The following letters do not occur at the end of domestic feminine lemmas: d, é, f, g, h, i, í, k, n, o, ó, p, q, r, u, ú, ů, w, y, ý. If they appear in loanwords or foreign names, the noun probably does not inflect in Czech. However, there are still a number of consonants that do not disambiguate between the píseň and kost classes:

cat cs-nf-01.txt | grep -P '[cčďlšťvz]\tNNFS1' > cs-nf-02-pisen-kost.txt

If we want to add these to the lexicon, we have to look for their non-base forms. Moreover, we may want to search the non-base forms for nouns that never occurred in the nominative singular.
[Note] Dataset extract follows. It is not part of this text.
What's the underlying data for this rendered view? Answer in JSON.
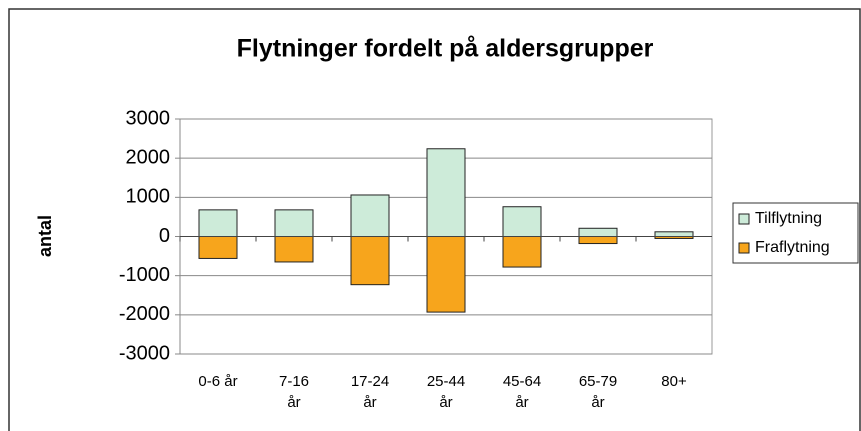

Pick a language, get a corpus, extract the lexicon—as large and as good as possible. Focus on the principal open classes: nouns, verbs, adjectives and adverbs.

I am providing corpora of a few languages here in this section. If you prefer to work with another language, you can do so but you have to obtain the corpus on your own (but talk to me first – maybe I can help with the data). Send an e-mail to zeman@ufal.mff.cuni.cz with the lexicon and with a text describing how you proceeded (a commented list of commands or a commented script / source code should suffice). If you choose to work with your own data, also briefly describe what language it is and where the data comes from.